Barlow Jonathan D, Everhart Joshua S
Department of Orthopaedic Surgery, The Ohio State University Wexner Medical Center, Columbus, Ohio, U.S.A.
Arthrosc Tech. 2017 Sep 18;6(5):e1593-e1598. doi: 10.1016/j.eats.2017.06.014. eCollection 2017 Oct.

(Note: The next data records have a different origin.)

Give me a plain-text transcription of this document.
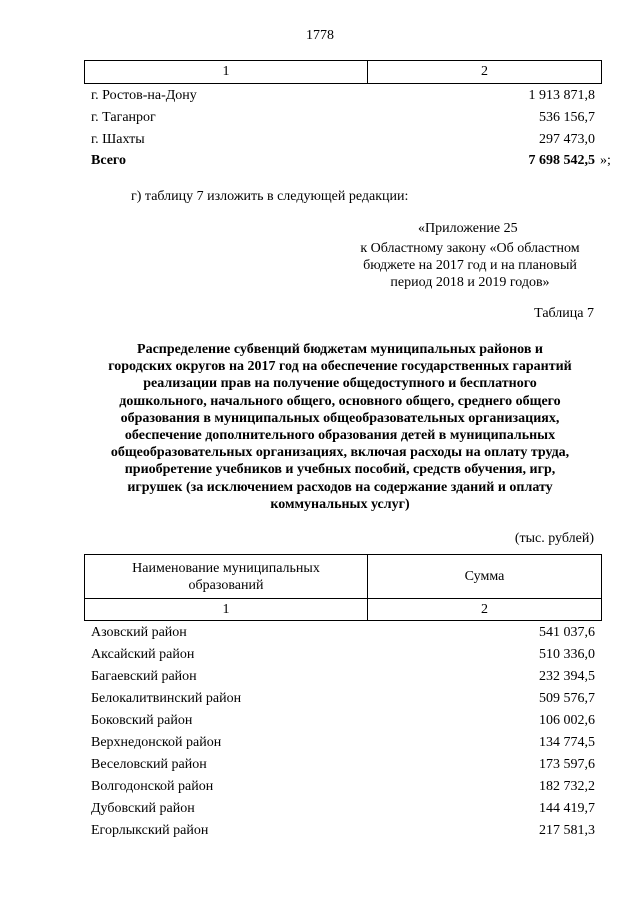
1778
1	2
г. Ростов-на-Дону	1 913 871,8
г. Таганрог	536 156,7
г. Шахты	297 473,0
Всего	7 698 542,5 »;
г) таблицу 7 изложить в следующей редакции:
«Приложение 25
к Областному закону «Об областном
бюджете на 2017 год и на плановый
период 2018 и 2019 годов»
Таблица 7
Распределение субвенций бюджетам муниципальных районов и
городских округов на 2017 год на обеспечение государственных гарантий
реализации прав на получение общедоступного и бесплатного
дошкольного, начального общего, основного общего, среднего общего
образования в муниципальных общеобразовательных организациях,
обеспечение дополнительного образования детей в муниципальных
общеобразовательных организациях, включая расходы на оплату труда,
приобретение учебников и учебных пособий, средств обучения, игр,
игрушек (за исключением расходов на содержание зданий и оплату
коммунальных услуг)
(тыс. рублей)
Наименование муниципальных
образований
Сумма
1	2
Азовский район	541 037,6
Аксайский район	510 336,0
Багаевский район	232 394,5
Белокалитвинский район	509 576,7
Боковский район	106 002,6
Верхнедонской район	134 774,5
Веселовский район	173 597,6
Волгодонской район	182 732,2
Дубовский район	144 419,7
Егорлыкский район	217 581,3
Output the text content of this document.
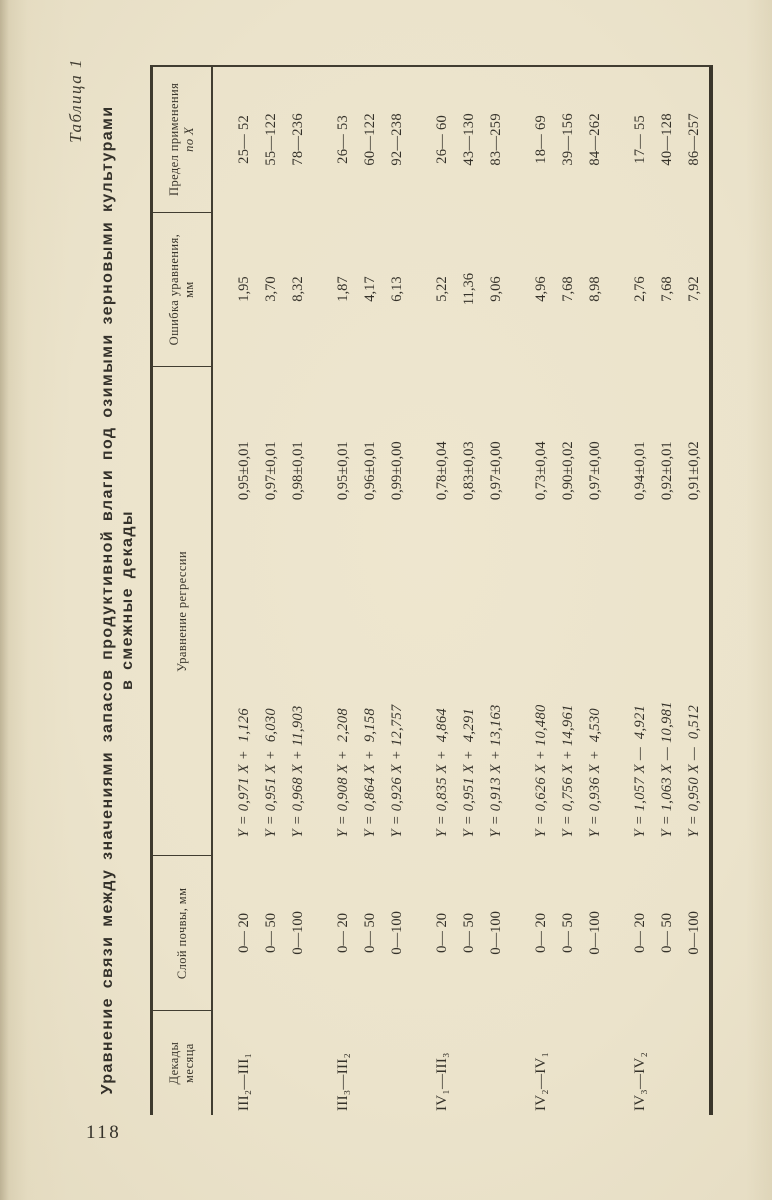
Таблица 1
Уравнение связи между значениями запасов продуктивной влаги под озимыми зерновыми культурами в смежные декады
Декады месяца
Слой почвы, мм
Уравнение регрессии
Ошибка уравнения, мм
Предел применения по X
III₂—III₁
0— 20
Y = 0,971 X +  1,126
0,95±0,01
1,95
25— 52
0— 50
Y = 0,951 X +  6,030
0,97±0,01
3,70
55—122
0—100
Y = 0,968 X + 11,903
0,98±0,01
8,32
78—236
III₃—III₂
0— 20
Y = 0,908 X +  2,208
0,95±0,01
1,87
26— 53
0— 50
Y = 0,864 X +  9,158
0,96±0,01
4,17
60—122
0—100
Y = 0,926 X + 12,757
0,99±0,00
6,13
92—238
IV₁—III₃
0— 20
Y = 0,835 X +  4,864
0,78±0,04
5,22
26— 60
0— 50
Y = 0,951 X +  4,291
0,83±0,03
11,36
43—130
0—100
Y = 0,913 X + 13,163
0,97±0,00
9,06
83—259
IV₂—IV₁
0— 20
Y = 0,626 X + 10,480
0,73±0,04
4,96
18— 69
0— 50
Y = 0,756 X + 14,961
0,90±0,02
7,68
39—156
0—100
Y = 0,936 X +  4,530
0,97±0,00
8,98
84—262
IV₃—IV₂
0— 20
Y = 1,057 X —  4,921
0,94±0,01
2,76
17— 55
0— 50
Y = 1,063 X — 10,981
0,92±0,01
7,68
40—128
0—100
Y = 0,950 X —  0,512
0,91±0,02
7,92
86—257
118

Arthroscopic subscapularis repair with knotted suture fixation typically requires use of both anterior and accessory superolateral portals with passage of suture through multiple anatomic spaces. The advent of knotless anchors has allowed for simplification of subscapularis repairs. In this report we describe a simple method of knotless arthroscopic subscapularis repair through a single anterior portal. The indication for a single-anterior portal knotless subscapularis repair is a complete tear of the upper one-third of the subscapularis. This approach can be used for isolated subscapularis repair or, in patients with multiple-tendon involvement, initial subscapularis repair to facilitate subsequent posterosuperior cuff repair.
采用带结缝线固定的关节镜下肩胛下肌修复通常需要使用前外侧和辅助上外侧入路,并使缝线穿过多个解剖间隙。无结锚钉的出现简化了肩胛下肌的修复。在本报告中,我们描述了一种通过单一前入路进行无结关节镜下肩胛下肌修复的简单方法。单一前入路无结肩胛下肌修复的适应证为肩胛下肌上三分之一的完全撕裂。该方法可用于孤立的肩胛下肌修复,或在多肌腱受累的患者中,先进行肩胛下肌修复以方便后续的后上盂唇修复。